SAN FRANCISCO (AP) — Gov. Jerry Brown told attendees at an environmental conference Friday that climate change must be prevented or humans might one day be forced to live on another planet.
Addressing the Greenbuild Expo in San Francisco, Brown lauded California's cap-and-trade auction for greenhouse gas emissions, which began this week. It was the formal launch of the nation's most ambitious carbon-trading market, which for the first time established a market-based system to put a price on greenhouse gas emissions.
The Democratic governor said future generations will be living "indoors ... or we'll be living on some other planet." He urged other states and the nation to follow California's lead, saying the state can only do so much by itself.
"Human impact on climate is real," Brown said. "It is growing, and we need to take steps to stop it or there will be catastrophic consequences."
Brown said he has always been a steward of the environment, saying he earned the nickname "Gov. Moonbeam" decades ago during his first gubernatorial stint in part because of his interest in solar energy.

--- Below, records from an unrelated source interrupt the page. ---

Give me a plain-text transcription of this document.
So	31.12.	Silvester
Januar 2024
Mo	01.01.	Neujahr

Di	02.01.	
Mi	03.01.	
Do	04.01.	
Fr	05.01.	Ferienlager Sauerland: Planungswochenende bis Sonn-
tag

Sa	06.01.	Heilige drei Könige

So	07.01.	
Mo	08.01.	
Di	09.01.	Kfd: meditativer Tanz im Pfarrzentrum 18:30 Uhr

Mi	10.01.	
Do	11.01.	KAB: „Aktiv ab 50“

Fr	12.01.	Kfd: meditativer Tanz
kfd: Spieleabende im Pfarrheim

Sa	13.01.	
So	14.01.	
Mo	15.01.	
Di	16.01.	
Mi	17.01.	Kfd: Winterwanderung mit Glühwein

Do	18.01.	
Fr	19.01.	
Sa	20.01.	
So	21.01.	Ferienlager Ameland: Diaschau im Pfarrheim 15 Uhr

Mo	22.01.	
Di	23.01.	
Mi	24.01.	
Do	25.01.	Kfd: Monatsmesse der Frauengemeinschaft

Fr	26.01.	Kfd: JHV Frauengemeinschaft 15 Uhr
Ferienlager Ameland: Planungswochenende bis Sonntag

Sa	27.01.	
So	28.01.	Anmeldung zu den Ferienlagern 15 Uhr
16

"That was not a term of endearment," the governor joked. "The people who invented that term aren't around anymore, but I am."
Brown got the nickname during his first stint as governor during the 1970s from Chicago newspaper columnist Mike Royko, who said Brown's ideas seemed far-out at the time. Royko later retracted the label, and many of Brown's early proposals once thought outlandish, such as launching communications satellites into space, have since become reality.
While Brown lauded the state's cap-and-trade system, business groups have sued to invalidate it. They call it an illegal tax that will send jobs and businesses to other states.
The governor, who seemed energized by his Nov. 6 victory when voters approved his deficit-reducing ballot initiative to raise taxes, said he realizes that climate policies seem abstract in a struggling economy and at a time when basic services are being cut. Yet he said it is all connected.
"Dealing with the environment seems more a luxury than a necessity," Brown said. "But my message is the two go hand-in-hand."
Brown said people who believe environmental action comes at the expense of economic progress "miss the point."